On Jan 30, 2007, at 16:41, Steven M. Bellovin wrote:

> On Tue, 30 Jan 2007 16:10:47 -0500 (EST)
> "Leichter, Jerry" <leichter_jerrold at> wrote:
>> |
>> | ...There's an obvious cryptographic solution, of course: publish  
>> the
>> | hash of any such documents.  Practically speaking, it's useless.
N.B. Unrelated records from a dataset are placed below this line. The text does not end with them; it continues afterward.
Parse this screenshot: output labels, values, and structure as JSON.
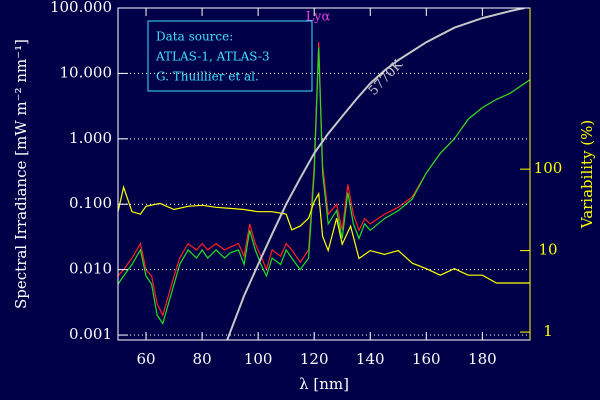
{
  "chart_data": {
    "type": "line",
    "x_label": "λ [nm]",
    "y_label": "Spectral Irradiance [mW m⁻² nm⁻¹]",
    "y2_label": "Variability (%)",
    "log_y": true,
    "log_y2": true,
    "grid": true,
    "background": "#000048",
    "axis_color": "#ffffff",
    "y2_axis_color": "#ffff00",
    "xlim": [
      50,
      197
    ],
    "ylim": [
      0.00084,
      100
    ],
    "y2lim": [
      0.8,
      9500
    ],
    "xticks": [
      60,
      80,
      100,
      120,
      140,
      160,
      180
    ],
    "yticks": [
      {
        "value": 0.001,
        "label": "0.001"
      },
      {
        "value": 0.01,
        "label": "0.010"
      },
      {
        "value": 0.1,
        "label": "0.100"
      },
      {
        "value": 1,
        "label": "1.000"
      },
      {
        "value": 10,
        "label": "10.000"
      },
      {
        "value": 100,
        "label": "100.000"
      }
    ],
    "y2ticks": [
      1,
      10,
      100
    ],
    "annotations": [
      {
        "text": "Lyα",
        "color": "#e040e0"
      },
      {
        "text": "5770K",
        "color": "#c8c8c8"
      }
    ],
    "source_note": [
      "Data source:",
      "ATLAS-1, ATLAS-3",
      "G. Thuillier et al."
    ],
    "series": [
      {
        "color": "#ff2020",
        "axis": "y",
        "x": [
          50,
          52,
          55,
          58,
          60,
          62,
          64,
          66,
          68,
          70,
          72,
          75,
          78,
          80,
          82,
          85,
          88,
          90,
          93,
          95,
          97,
          99,
          101,
          103,
          105,
          108,
          110,
          112,
          115,
          118,
          120,
          121.6,
          123,
          125,
          128,
          130,
          132,
          134,
          136,
          138,
          140,
          145,
          150,
          155,
          160,
          165,
          170,
          175,
          180,
          185,
          190,
          195,
          197
        ],
        "values": [
          0.008,
          0.01,
          0.015,
          0.025,
          0.01,
          0.008,
          0.003,
          0.002,
          0.004,
          0.008,
          0.015,
          0.025,
          0.02,
          0.025,
          0.02,
          0.025,
          0.02,
          0.022,
          0.025,
          0.016,
          0.05,
          0.025,
          0.016,
          0.01,
          0.02,
          0.016,
          0.025,
          0.02,
          0.013,
          0.02,
          0.4,
          30,
          0.4,
          0.07,
          0.1,
          0.04,
          0.2,
          0.07,
          0.04,
          0.06,
          0.05,
          0.07,
          0.09,
          0.13,
          0.3,
          0.6,
          1.0,
          2,
          3,
          4,
          5,
          7,
          8
        ]
      },
      {
        "color": "#20e020",
        "axis": "y",
        "x": [
          50,
          52,
          55,
          58,
          60,
          62,
          64,
          66,
          68,
          70,
          72,
          75,
          78,
          80,
          82,
          85,
          88,
          90,
          93,
          95,
          97,
          99,
          101,
          103,
          105,
          108,
          110,
          112,
          115,
          118,
          120,
          121.6,
          123,
          125,
          128,
          130,
          132,
          134,
          136,
          138,
          140,
          145,
          150,
          155,
          160,
          165,
          170,
          175,
          180,
          185,
          190,
          195,
          197
        ],
        "values": [
          0.006,
          0.008,
          0.012,
          0.02,
          0.008,
          0.006,
          0.002,
          0.0015,
          0.003,
          0.006,
          0.012,
          0.02,
          0.015,
          0.02,
          0.015,
          0.02,
          0.015,
          0.018,
          0.02,
          0.012,
          0.04,
          0.02,
          0.012,
          0.008,
          0.015,
          0.012,
          0.02,
          0.015,
          0.01,
          0.015,
          0.3,
          25,
          0.3,
          0.05,
          0.08,
          0.03,
          0.15,
          0.05,
          0.03,
          0.05,
          0.04,
          0.06,
          0.08,
          0.12,
          0.3,
          0.6,
          1.0,
          2,
          3,
          4,
          5,
          7,
          8
        ]
      },
      {
        "color": "#ffff00",
        "axis": "y2",
        "x": [
          50,
          52,
          55,
          58,
          60,
          65,
          70,
          75,
          80,
          85,
          90,
          95,
          100,
          105,
          110,
          112,
          115,
          118,
          120,
          121.6,
          123,
          125,
          128,
          130,
          133,
          136,
          140,
          145,
          150,
          155,
          160,
          165,
          170,
          175,
          180,
          185,
          190,
          195,
          197
        ],
        "values": [
          30,
          60,
          30,
          28,
          35,
          38,
          32,
          35,
          36,
          34,
          33,
          32,
          30,
          30,
          28,
          18,
          20,
          25,
          40,
          50,
          15,
          10,
          25,
          12,
          20,
          8,
          10,
          9,
          10,
          7,
          6,
          5,
          6,
          5,
          5,
          4,
          4,
          4,
          4
        ]
      },
      {
        "color": "#c8c8c8",
        "axis": "y",
        "x": [
          89,
          95,
          100,
          105,
          110,
          115,
          120,
          125,
          130,
          135,
          140,
          145,
          150,
          160,
          170,
          180,
          190,
          195
        ],
        "values": [
          0.00085,
          0.004,
          0.012,
          0.035,
          0.1,
          0.25,
          0.6,
          1.2,
          2.2,
          4,
          7,
          11,
          16,
          30,
          50,
          70,
          90,
          100
        ]
      }
    ]
  }
}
>> | Apart from having to explain hash functions to lawyers, judges,
>> | members of Congress, editorial page writers, bloggers, and talk
>> | show hosts,...
>> This is a common misconception.  The legal system does
>> not rely on lawyers, judges, members of Congress, and so on
>> understanding how technology or science works.  It doesn't rely on
>> them coming to accept the trustworthiness of the technology on any
>> basis a technologist would consider reasonable.  All it requires is
>> that they accept the authority of experts in the subject area, and
>> that those experts agree "strongly enough" that the mechanism is
>> sound.
> I don't dispute your analysis.  However, this case is not just a legal
> one, it's a political issue, which is why I spoke of "editorial page
> writers, bloggers, and talk show hosts".  All it will take is for
> enough technically-skilled conspiracy theorists to raise the issue of
> hash function collisions and NSA, and we won't hear the end of it for
> decades to come.  (Did you know that President Kennedy was actually
> killed by a large prime factor discovered by the CIA...?)

Yes, and randomized hashes (which many of these applications require
to make them secure) seem especially likely to invite this sort of
ill-informed -- but intuitively attractive -- speculation.